The partners say they detected a tremendous need for storage containers as living spaces became smaller, possessions proliferated, and two-career families had less time to keep things tidy. ``They were resigning themselves to becoming slobs,'' says Mr. Tindell, ``but we felt we could come to their rescue and find storage objects that would make their lives easier.''
Their first job was research, as they went looking for those basic storage products that did not then exist at the consumer level. Some products they found were made only in battleship gray by industrial manufacturers.
They went to all the wholesale trade shows they could find, and wrote letters to 2,000 companies that made everything from plastic boxes to trash cans to try flushing out some likely products for home use. They also hoped to generate interest in their idea of a retail storage store that offered nothing but storage, whether it be bins, boxes, bottles, baskets, or crates, canisters, or closet accessories.
``We felt frustrated at first. We seemed to be looking for things that were not there but that should have been there,'' says Boone, ``but slowly manufacturers began to see that this was a category that had real potential. We made many suggestions to them, including new shapes and colors.

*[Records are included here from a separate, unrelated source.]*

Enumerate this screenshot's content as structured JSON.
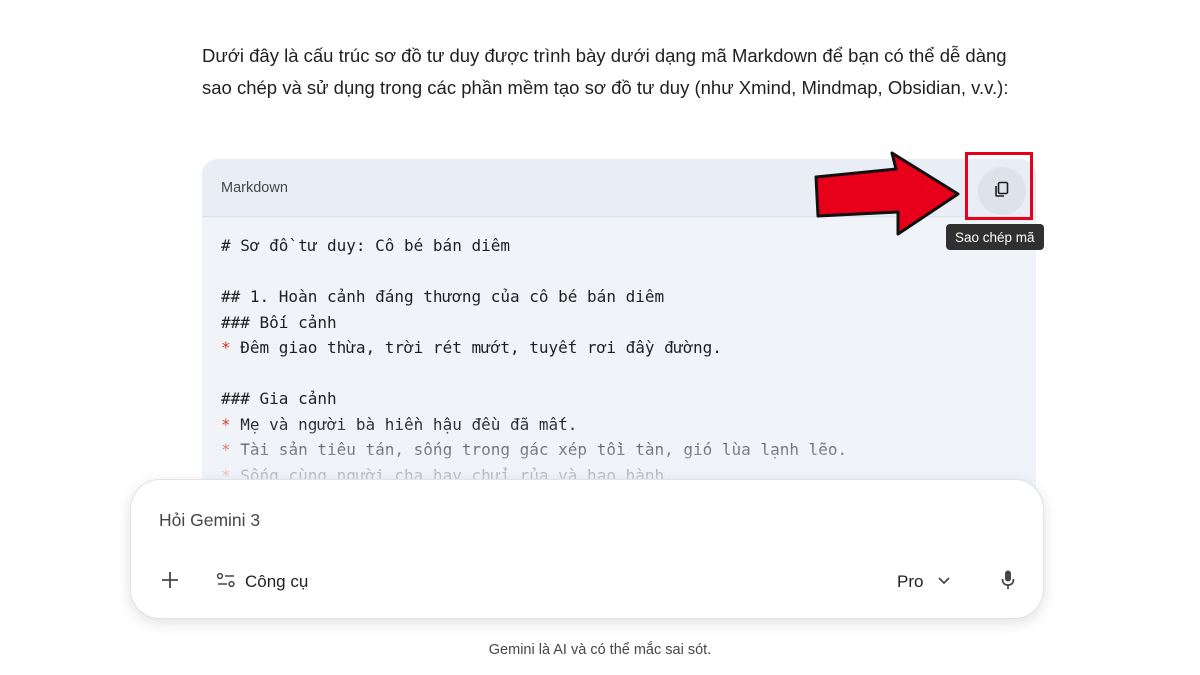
{
  "intro": {
    "text": "Dưới đây là cấu trúc sơ đồ tư duy được trình bày dưới dạng mã Markdown để bạn có thể dễ dàng sao chép và sử dụng trong các phần mềm tạo sơ đồ tư duy (như Xmind, Mindmap, Obsidian, v.v.):"
  },
  "code_block": {
    "language": "Markdown",
    "copy_icon": "copy-icon",
    "copy_tooltip": "Sao chép mã",
    "lines": [
      {
        "marker": "",
        "text": "# Sơ đồ tư duy: Cô bé bán diêm"
      },
      {
        "marker": "",
        "text": ""
      },
      {
        "marker": "",
        "text": "## 1. Hoàn cảnh đáng thương của cô bé bán diêm"
      },
      {
        "marker": "",
        "text": "### Bối cảnh"
      },
      {
        "marker": "*",
        "text": " Đêm giao thừa, trời rét mướt, tuyết rơi đầy đường."
      },
      {
        "marker": "",
        "text": ""
      },
      {
        "marker": "",
        "text": "### Gia cảnh"
      },
      {
        "marker": "*",
        "text": " Mẹ và người bà hiền hậu đều đã mất."
      },
      {
        "marker": "*",
        "text": " Tài sản tiêu tán, sống trong gác xép tồi tàn, gió lùa lạnh lẽo."
      },
      {
        "marker": "*",
        "text": " Sống cùng người cha hay chửi rủa và hạo hành."
      }
    ]
  },
  "annotation": {
    "arrow_color": "#e8001a",
    "highlight_color": "#e8001a"
  },
  "composer": {
    "placeholder": "Hỏi Gemini 3",
    "add_icon": "plus-icon",
    "tools_icon": "tools-sliders-icon",
    "tools_label": "Công cụ",
    "model_label": "Pro",
    "model_icon": "chevron-down-icon",
    "mic_icon": "microphone-icon"
  },
  "footer": {
    "disclaimer": "Gemini là AI và có thể mắc sai sót."
  }
}
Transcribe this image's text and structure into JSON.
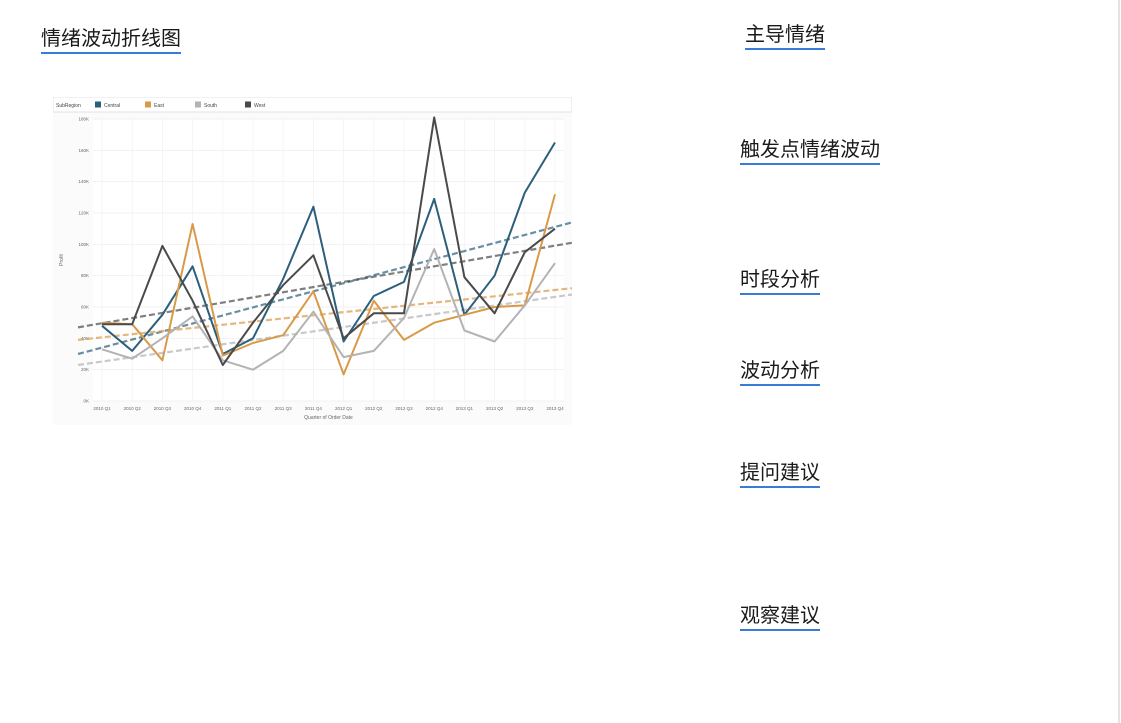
{
  "headings": {
    "chart_title": "情绪波动折线图",
    "dominant": "主导情绪",
    "triggers": "触发点情绪波动",
    "time_analysis": "时段分析",
    "fluctuation": "波动分析",
    "questions": "提问建议",
    "observation": "观察建议"
  },
  "chart_data": {
    "type": "line",
    "legend_title": "SubRegion",
    "xlabel": "Quarter of Order Date",
    "ylabel": "Profit",
    "ylim": [
      0,
      180
    ],
    "yticks": [
      "0K",
      "20K",
      "40K",
      "60K",
      "80K",
      "100K",
      "120K",
      "140K",
      "160K",
      "180K"
    ],
    "categories": [
      "2010 Q1",
      "2010 Q2",
      "2010 Q3",
      "2010 Q4",
      "2011 Q1",
      "2011 Q2",
      "2011 Q3",
      "2011 Q4",
      "2012 Q1",
      "2012 Q2",
      "2012 Q3",
      "2012 Q4",
      "2013 Q1",
      "2013 Q2",
      "2013 Q3",
      "2013 Q4"
    ],
    "grid": true,
    "legend_position": "top",
    "series": [
      {
        "name": "Central",
        "color": "#2c5f7c",
        "values": [
          48,
          32,
          55,
          86,
          30,
          40,
          78,
          124,
          38,
          67,
          76,
          129,
          55,
          80,
          133,
          165
        ],
        "trend": [
          30,
          114
        ]
      },
      {
        "name": "East",
        "color": "#d99a48",
        "values": [
          50,
          49,
          26,
          113,
          29,
          37,
          42,
          70,
          17,
          64,
          39,
          50,
          55,
          60,
          61,
          132
        ],
        "trend": [
          39,
          72
        ]
      },
      {
        "name": "South",
        "color": "#b3b3b3",
        "values": [
          33,
          27,
          40,
          54,
          26,
          20,
          32,
          57,
          28,
          32,
          53,
          97,
          45,
          38,
          61,
          88
        ],
        "trend": [
          23,
          68
        ]
      },
      {
        "name": "West",
        "color": "#4a4a4a",
        "values": [
          49,
          49,
          99,
          64,
          23,
          50,
          74,
          93,
          40,
          56,
          56,
          181,
          79,
          56,
          95,
          110
        ],
        "trend": [
          47,
          101
        ]
      }
    ]
  }
}
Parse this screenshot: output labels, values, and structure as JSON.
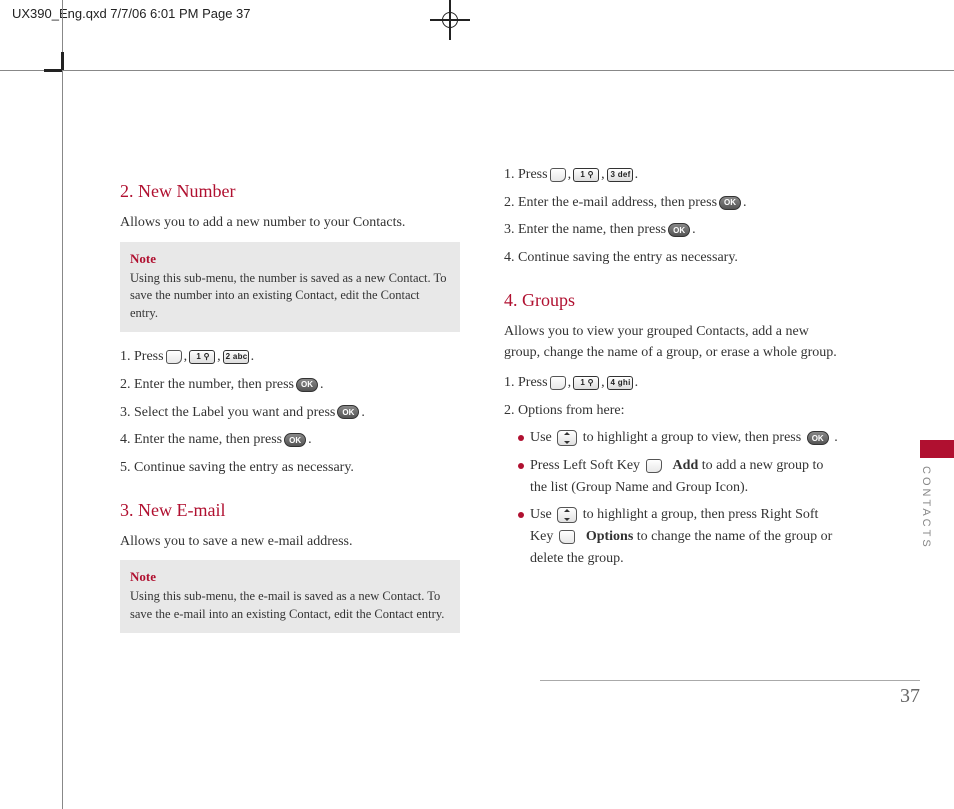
{
  "crop_header": "UX390_Eng.qxd  7/7/06  6:01 PM  Page 37",
  "side_label": "CONTACTS",
  "page_number": "37",
  "keys": {
    "k1": "1 ⚲",
    "k2": "2 abc",
    "k3": "3 def",
    "k4": "4 ghi",
    "ok": "OK"
  },
  "sec2": {
    "title": "2. New Number",
    "intro": "Allows you to add a new number to your Contacts.",
    "note_title": "Note",
    "note_body": "Using this sub-menu, the number is saved as a new Contact. To save the number into an existing Contact, edit the Contact entry.",
    "s1a": "1. Press ",
    "s1b": ", ",
    "s1c": ", ",
    "s1d": ".",
    "s2a": "2. Enter the number, then press ",
    "s2b": ".",
    "s3a": "3. Select the Label you want and press ",
    "s3b": ".",
    "s4a": "4. Enter the name, then press ",
    "s4b": ".",
    "s5": "5. Continue saving the entry as necessary."
  },
  "sec3": {
    "title": "3. New E-mail",
    "intro": "Allows you to save a new e-mail address.",
    "note_title": "Note",
    "note_body": "Using this sub-menu, the e-mail is saved as a new Contact. To save the e-mail into an existing Contact, edit the Contact entry.",
    "s1a": "1. Press ",
    "s1b": ", ",
    "s1c": ", ",
    "s1d": ".",
    "s2a": "2. Enter the e-mail address, then press ",
    "s2b": ".",
    "s3a": "3. Enter the name, then press ",
    "s3b": ".",
    "s4": "4. Continue saving the entry as necessary."
  },
  "sec4": {
    "title": "4. Groups",
    "intro": "Allows you to view your grouped Contacts, add a new group, change the name of a group, or erase a whole group.",
    "s1a": "1. Press ",
    "s1b": ", ",
    "s1c": ", ",
    "s1d": ".",
    "s2": "2. Options from here:",
    "b1a": "Use ",
    "b1b": " to highlight a group to view, then press ",
    "b1c": ".",
    "b2a": "Press Left Soft Key ",
    "b2add": "Add",
    "b2b": " to add a new group to the list (Group Name and Group Icon).",
    "b3a": "Use ",
    "b3b": " to highlight a group, then press Right Soft Key ",
    "b3opt": "Options",
    "b3c": " to change the name of the group or delete the group."
  }
}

The companies gradually began to come up with all kinds of practical storage products and to make them in bright colors such as yellow, red, and blue, as well as glistening white, the standard best seller.
The boom expanded, and this season, storage products became the exploding No. 1 category in the whole housewares market. ``We ourselves now offer a range of 10,000 different types of items,'' Boone says, ``and we never stop looking for new things.''
They chose the name `Container Store' because it was ``a clean word, not overused, and not normally used in a consumer context,'' Tindell explains. ``But it had magic to it because it could connote any number of images of useful products that people wanted and needed....''
The two men, who have been joined in the business by their wives, Sharon Tindell and Henrietta Boone, say their best seller is the Swedish-made Elfa system of wire baskets and metal frames, in various sizes.
Whereas the first Container Store was a small 1,600 square feet - space packed from floor to ceiling with goods - their stores now run up to 15,000 square feet, with ample aisles for customers to push shopping carts through as they shop. ``Many people come in for one item,'' says Tindell, ``but they seem to go out with loaded shopping carts after they discover so many new products to make living easier.''
``We've watched the whole storage field grow and change and become more conscious of its capacity for helping people solve problems. We ourselves are developing more and more products, because we feel like we have our finger to the customer pulse and sense what is needed,'' says Boone.
Today there are three Container Stores in Dallas, one in Arlington, Texas; one in Austin, Texas; and one in San Antonio. Another will open in Houston in August.
Will they ever ``go national''? Maybe, the partners say. We keep hearing the question, they add.